I basically want to better myself on controlling my OCD, rather than resorting to medication.

leighs
09-08-2011, 12:39 AM
Hi jdogg. I have had OCD since I was a kid and I am now almost 27. I have out under control now. The way I got over it was through my faith. I don't know what your religious beliefs are but this seriously worked for me. My OCD was basically the thought that if I didn't do something (such as checking to see if I turned something off that I knew very well I had or turning a light on and off a certain number of times our just touching something a certain number of times, something bad would happen. That fear was horrible and it would make me do those repetitive things. I started to tell myself that God wasn't going to let something bad happen to me or anyone else because I didn't flip a light switch, etc. Pretty soon, after telling myself that for a few days, the OCD got less add less controlling. I hope this helps.

jessed03
09-08-2011, 04:02 AM
For me just labelling it helped. When I got the strong urge to repeat something, I would label it as OCD, and sit with that emotion, and realize thats all thats happening; a chemical reaction happening somewhere within my body. Chemicals formed from various things that had no psychic ability, no prophetic qualities, just a chemical form, no different to oxygen or water.

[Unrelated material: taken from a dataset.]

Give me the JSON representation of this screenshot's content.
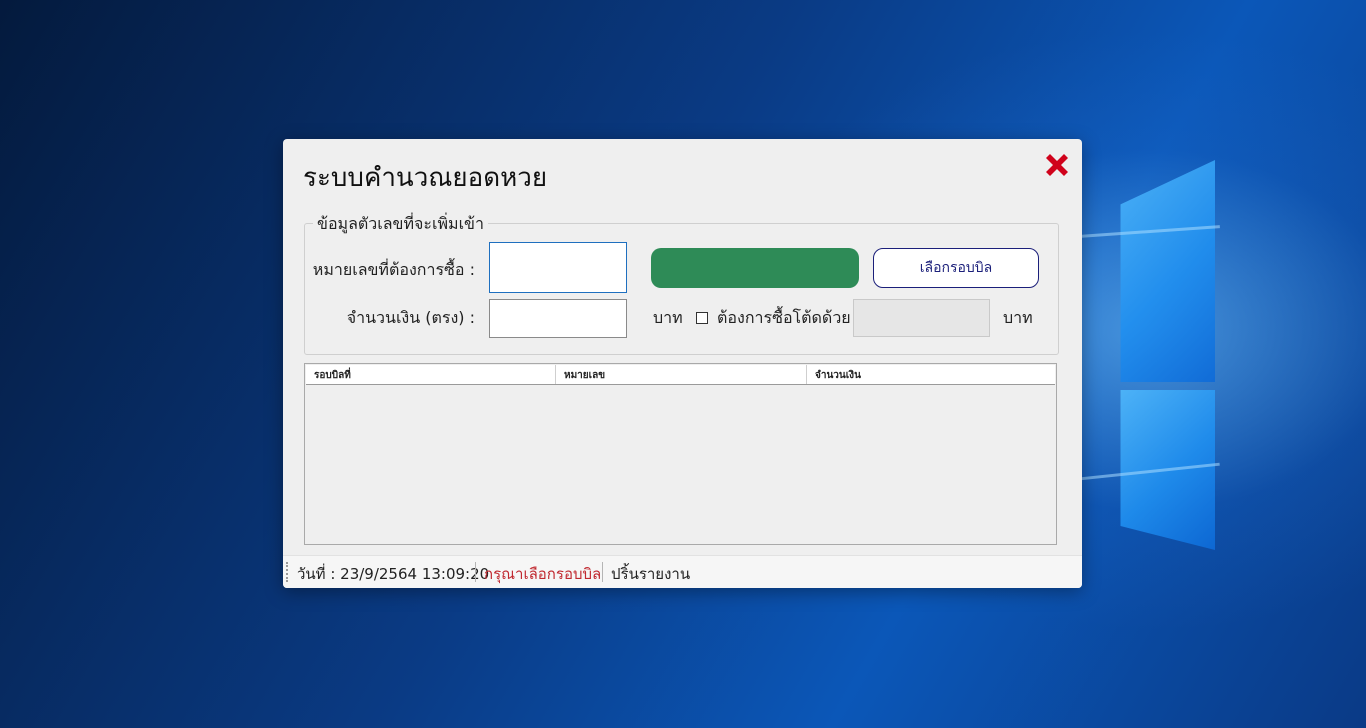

Also, I found letting go of my ego helped. OCD can come from a huge egoic hole, and ignoring the common misconception of ego, OCD takes on the role that our thoughts and actions are of significant importance for whatever our chosen reason. Some people are then able to hand back that power to God, or fate, or just let go of it themselves. I think realizing those 2 things, that my OCD comes from my distorted ego, and that it is a process happening in the body allowed myself to detach from it.

I still suffer, but it's weakened immensley, and although I still get urges to complete compulsions, I never act upon them anymore.